En varios casos hay como una coda que atraviesa el libro, unos leitmotiv, que van apareciendo. “Quería que la forma también explicara el viaje, y ese país, Japón”. Almarcegui señala que ha sido casualidad que esta inflexión en su escritura de viajes coincidiera con el libro de Japón. “Pero igual se me ha pegado algo de todo lo que he leído para ese viaje”, añade. Cuadernos perdidos del Japón está impregnado de reflexiones sobre el viaje y el viajero, algunas de autores japoneses (de los Cantares de Ise, de Basho, o de Nakajima: “El color del mar era como si hubieran derretido jade en leche”) y otras de la propia Almarcegui. “Los hoteles son la casa del viaje”, “los errores guían el viaje”, “las cosas hay que aprehenderlas en su movimiento” o la letanía “el viaje ha muerto. El fin del viaje. El viaje ha muerto. El fin del viaje…”, que recuerda esa idea que se repite desde hace más de 20 años.

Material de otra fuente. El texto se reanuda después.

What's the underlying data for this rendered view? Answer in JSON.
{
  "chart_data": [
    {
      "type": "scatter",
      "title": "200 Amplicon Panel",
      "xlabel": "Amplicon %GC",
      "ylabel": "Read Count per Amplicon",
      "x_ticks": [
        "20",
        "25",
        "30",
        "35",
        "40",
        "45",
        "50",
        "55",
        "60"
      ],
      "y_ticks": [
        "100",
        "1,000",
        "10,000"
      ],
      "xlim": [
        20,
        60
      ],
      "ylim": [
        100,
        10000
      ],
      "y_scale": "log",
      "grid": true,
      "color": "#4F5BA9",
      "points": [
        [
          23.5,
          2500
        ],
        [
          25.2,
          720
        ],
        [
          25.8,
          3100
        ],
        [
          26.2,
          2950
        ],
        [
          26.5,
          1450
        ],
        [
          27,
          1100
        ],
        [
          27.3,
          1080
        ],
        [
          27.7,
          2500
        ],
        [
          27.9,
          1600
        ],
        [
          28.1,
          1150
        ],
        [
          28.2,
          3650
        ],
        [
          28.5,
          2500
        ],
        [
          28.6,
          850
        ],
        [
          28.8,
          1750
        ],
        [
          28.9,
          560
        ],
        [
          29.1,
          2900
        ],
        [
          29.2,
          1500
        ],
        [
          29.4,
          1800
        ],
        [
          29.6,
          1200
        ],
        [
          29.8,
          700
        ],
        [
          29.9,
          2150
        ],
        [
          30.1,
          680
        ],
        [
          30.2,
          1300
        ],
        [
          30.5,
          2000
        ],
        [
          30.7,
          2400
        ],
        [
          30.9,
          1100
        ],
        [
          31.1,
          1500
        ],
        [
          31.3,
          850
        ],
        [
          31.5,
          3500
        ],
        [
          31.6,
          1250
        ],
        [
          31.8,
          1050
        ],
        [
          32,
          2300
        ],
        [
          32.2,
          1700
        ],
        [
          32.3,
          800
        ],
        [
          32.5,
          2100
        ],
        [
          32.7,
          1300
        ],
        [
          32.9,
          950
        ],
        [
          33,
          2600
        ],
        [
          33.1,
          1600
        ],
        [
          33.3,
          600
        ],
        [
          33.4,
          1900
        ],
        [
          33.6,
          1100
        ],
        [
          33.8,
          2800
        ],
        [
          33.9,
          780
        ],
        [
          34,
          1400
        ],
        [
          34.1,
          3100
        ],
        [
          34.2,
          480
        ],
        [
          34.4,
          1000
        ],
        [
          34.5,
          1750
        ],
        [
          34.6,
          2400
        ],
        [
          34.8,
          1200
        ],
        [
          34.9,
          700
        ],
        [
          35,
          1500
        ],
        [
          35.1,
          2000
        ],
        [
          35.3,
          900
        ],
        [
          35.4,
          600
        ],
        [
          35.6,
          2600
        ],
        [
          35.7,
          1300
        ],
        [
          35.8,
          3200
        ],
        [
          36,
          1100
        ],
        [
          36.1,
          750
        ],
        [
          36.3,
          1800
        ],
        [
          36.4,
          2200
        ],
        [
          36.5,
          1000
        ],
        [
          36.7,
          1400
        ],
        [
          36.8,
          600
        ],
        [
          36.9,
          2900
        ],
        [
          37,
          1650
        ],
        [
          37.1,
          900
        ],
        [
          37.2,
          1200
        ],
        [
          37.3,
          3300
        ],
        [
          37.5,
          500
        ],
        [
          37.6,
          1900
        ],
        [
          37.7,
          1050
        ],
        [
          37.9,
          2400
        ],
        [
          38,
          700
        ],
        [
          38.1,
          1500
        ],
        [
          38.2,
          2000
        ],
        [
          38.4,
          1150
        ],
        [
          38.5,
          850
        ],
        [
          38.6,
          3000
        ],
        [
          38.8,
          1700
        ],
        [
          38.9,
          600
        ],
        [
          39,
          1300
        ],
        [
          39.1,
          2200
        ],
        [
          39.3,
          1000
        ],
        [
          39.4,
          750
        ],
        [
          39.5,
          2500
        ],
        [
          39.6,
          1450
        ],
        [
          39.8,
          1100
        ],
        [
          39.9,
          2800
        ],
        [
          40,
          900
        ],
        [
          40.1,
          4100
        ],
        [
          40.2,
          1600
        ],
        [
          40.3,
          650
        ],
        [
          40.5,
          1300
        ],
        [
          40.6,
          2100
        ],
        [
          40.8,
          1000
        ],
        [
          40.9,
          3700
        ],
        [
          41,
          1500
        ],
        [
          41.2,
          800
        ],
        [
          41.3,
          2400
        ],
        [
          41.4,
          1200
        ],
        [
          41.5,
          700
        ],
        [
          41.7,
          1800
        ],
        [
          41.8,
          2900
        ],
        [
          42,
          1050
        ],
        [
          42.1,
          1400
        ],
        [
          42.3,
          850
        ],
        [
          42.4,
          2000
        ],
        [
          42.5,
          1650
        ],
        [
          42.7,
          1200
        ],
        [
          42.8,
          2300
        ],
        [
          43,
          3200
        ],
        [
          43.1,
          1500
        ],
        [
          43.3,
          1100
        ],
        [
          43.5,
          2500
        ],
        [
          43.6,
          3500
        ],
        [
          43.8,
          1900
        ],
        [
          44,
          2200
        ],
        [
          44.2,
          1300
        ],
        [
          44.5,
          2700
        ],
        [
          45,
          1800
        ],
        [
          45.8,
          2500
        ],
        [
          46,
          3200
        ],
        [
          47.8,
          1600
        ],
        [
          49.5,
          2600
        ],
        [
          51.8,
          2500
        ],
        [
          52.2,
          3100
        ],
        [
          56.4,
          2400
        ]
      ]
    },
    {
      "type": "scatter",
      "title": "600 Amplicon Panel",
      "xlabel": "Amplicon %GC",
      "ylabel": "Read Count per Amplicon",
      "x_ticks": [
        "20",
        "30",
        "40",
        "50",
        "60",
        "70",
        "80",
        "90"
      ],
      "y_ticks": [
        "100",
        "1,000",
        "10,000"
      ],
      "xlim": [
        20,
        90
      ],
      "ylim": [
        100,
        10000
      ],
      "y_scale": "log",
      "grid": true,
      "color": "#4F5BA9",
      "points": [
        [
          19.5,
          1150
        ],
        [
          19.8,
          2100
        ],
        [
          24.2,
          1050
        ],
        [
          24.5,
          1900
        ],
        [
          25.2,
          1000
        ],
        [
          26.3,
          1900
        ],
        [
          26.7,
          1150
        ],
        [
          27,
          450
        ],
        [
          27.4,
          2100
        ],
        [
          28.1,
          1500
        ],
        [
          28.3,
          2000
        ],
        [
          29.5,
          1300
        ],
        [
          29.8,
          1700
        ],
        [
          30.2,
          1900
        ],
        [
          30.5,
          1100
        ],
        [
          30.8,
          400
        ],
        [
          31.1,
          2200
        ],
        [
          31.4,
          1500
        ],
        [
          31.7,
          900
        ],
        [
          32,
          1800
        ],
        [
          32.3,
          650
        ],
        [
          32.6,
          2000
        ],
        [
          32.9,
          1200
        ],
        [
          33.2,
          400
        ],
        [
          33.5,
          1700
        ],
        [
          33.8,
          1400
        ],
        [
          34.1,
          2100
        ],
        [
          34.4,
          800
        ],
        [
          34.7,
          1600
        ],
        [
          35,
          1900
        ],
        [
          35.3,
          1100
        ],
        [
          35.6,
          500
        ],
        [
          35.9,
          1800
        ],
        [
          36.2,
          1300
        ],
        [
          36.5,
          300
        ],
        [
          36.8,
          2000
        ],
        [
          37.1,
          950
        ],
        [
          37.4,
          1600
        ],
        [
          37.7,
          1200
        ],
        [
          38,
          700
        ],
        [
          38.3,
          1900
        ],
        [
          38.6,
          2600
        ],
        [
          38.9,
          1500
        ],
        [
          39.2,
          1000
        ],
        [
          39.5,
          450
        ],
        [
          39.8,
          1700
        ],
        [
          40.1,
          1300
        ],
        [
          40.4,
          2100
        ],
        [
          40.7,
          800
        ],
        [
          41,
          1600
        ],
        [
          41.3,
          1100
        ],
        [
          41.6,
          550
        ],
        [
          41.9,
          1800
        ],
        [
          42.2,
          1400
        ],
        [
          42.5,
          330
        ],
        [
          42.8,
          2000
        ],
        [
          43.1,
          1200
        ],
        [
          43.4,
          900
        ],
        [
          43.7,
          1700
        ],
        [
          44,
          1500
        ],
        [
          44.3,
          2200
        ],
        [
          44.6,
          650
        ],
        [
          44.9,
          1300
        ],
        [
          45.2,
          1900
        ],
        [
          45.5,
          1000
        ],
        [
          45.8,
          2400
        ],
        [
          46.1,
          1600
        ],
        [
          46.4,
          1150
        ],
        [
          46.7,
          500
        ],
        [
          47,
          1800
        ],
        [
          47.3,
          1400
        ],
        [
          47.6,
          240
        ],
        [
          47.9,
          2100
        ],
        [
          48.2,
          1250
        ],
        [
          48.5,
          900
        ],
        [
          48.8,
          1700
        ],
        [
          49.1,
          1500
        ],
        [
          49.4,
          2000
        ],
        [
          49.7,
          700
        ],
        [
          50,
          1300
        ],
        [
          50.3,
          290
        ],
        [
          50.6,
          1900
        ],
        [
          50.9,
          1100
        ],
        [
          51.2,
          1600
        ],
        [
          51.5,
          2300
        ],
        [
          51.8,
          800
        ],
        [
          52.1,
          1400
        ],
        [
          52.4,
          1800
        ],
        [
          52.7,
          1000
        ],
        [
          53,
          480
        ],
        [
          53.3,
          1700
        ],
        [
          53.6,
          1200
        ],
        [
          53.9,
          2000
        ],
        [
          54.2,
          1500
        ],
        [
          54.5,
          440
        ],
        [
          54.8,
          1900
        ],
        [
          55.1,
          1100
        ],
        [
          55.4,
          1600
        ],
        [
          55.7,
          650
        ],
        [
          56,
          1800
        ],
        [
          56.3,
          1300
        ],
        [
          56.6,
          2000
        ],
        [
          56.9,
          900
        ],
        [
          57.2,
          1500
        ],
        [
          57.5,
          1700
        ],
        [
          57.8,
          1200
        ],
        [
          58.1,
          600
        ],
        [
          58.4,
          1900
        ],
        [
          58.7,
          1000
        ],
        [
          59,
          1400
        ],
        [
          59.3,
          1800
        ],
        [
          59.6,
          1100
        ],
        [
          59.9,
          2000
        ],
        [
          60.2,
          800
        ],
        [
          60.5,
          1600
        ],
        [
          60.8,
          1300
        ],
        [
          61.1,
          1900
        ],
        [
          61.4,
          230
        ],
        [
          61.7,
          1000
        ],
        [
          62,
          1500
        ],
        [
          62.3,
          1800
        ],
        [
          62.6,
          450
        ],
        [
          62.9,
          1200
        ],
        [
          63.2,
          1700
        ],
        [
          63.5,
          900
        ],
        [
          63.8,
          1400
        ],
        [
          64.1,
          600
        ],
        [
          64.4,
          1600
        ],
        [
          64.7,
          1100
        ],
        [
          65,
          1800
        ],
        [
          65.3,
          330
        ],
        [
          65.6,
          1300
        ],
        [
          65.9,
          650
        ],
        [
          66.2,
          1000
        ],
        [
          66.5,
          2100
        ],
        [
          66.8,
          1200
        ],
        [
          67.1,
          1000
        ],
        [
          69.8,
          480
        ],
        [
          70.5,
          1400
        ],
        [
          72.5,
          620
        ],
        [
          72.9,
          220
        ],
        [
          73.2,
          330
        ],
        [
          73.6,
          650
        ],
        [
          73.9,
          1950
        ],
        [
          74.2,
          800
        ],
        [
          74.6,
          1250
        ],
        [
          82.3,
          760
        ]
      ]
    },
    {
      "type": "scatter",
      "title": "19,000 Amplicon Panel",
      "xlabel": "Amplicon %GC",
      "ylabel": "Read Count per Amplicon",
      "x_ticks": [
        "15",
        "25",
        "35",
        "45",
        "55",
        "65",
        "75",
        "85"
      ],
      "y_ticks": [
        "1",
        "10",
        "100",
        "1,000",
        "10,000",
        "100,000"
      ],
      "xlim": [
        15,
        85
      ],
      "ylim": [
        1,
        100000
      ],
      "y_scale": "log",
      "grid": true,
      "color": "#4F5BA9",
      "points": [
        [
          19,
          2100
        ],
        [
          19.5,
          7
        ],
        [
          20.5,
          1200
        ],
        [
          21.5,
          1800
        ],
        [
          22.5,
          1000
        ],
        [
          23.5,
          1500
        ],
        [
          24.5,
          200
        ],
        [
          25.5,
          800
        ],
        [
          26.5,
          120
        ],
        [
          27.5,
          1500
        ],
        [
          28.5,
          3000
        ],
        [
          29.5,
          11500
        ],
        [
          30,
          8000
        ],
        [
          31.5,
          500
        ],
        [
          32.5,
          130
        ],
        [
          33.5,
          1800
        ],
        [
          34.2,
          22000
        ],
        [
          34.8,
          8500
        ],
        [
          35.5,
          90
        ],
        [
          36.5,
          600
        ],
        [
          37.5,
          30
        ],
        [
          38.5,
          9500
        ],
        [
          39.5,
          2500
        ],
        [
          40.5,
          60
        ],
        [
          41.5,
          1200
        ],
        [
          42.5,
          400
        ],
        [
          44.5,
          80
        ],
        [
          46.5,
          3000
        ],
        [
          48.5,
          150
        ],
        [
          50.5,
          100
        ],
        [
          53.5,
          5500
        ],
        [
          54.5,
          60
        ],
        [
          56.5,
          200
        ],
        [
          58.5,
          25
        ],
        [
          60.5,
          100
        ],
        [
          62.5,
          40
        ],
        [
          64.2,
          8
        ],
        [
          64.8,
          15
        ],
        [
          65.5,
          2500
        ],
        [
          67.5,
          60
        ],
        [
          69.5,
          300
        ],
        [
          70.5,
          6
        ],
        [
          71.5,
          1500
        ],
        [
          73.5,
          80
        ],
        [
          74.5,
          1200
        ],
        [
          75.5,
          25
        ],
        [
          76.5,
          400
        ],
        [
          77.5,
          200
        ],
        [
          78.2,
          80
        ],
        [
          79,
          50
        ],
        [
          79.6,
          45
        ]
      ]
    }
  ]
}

A veces se encuentran frases muy inesperadas, como “el amor que se siente por un hombre depende en buena parte de sus despedidas”, o “follar de lado con la mirada perdida en los tatamis”. “Sí”, ríe traviesa Almarcegui, “hay en ocasiones un juego, una libertad, imágenes que fluyen y que se encadenan sin relación; mi voz se mezcla, se funde con otras”.
Pobreza y pornografía
En todo caso, la inmersión de la escritora en la cultura japonesa ha sido profunda: lecturas, cursos, el propio viaje (en realidad dos, en 2009 y 2018). Ha tratado de evitar “los tópicos”: no aparecen katanas (“¿para qué?”) ni harakiris ni kamikazes. En cambio, se habla de la pobreza, de la pornografía y de los baños termales, que apasionan a la autora.
De la conciencia feminista que resuena en el libro, las referencias al viajar siendo mujer (“¿y qué si soy mujer?, ¿y qué si viajo sola?”, “tenemos derecho a ir y tenemos derecho a volver”, “mujer en alerta”) y la inclusión de los pasajes sobre las dos turistas argentinas asesinadas en Ecuador en 2016, Almarcegui señala que es consustancial a su escritura, que se ha puesto en la piel de las dos víctimas y ha imaginado su terror (“y lo he pasado viajando”). Y deplora: “Ser una mujer que viaja sola es ser una mujer a la que continuamente le preguntan por qué lo hace”.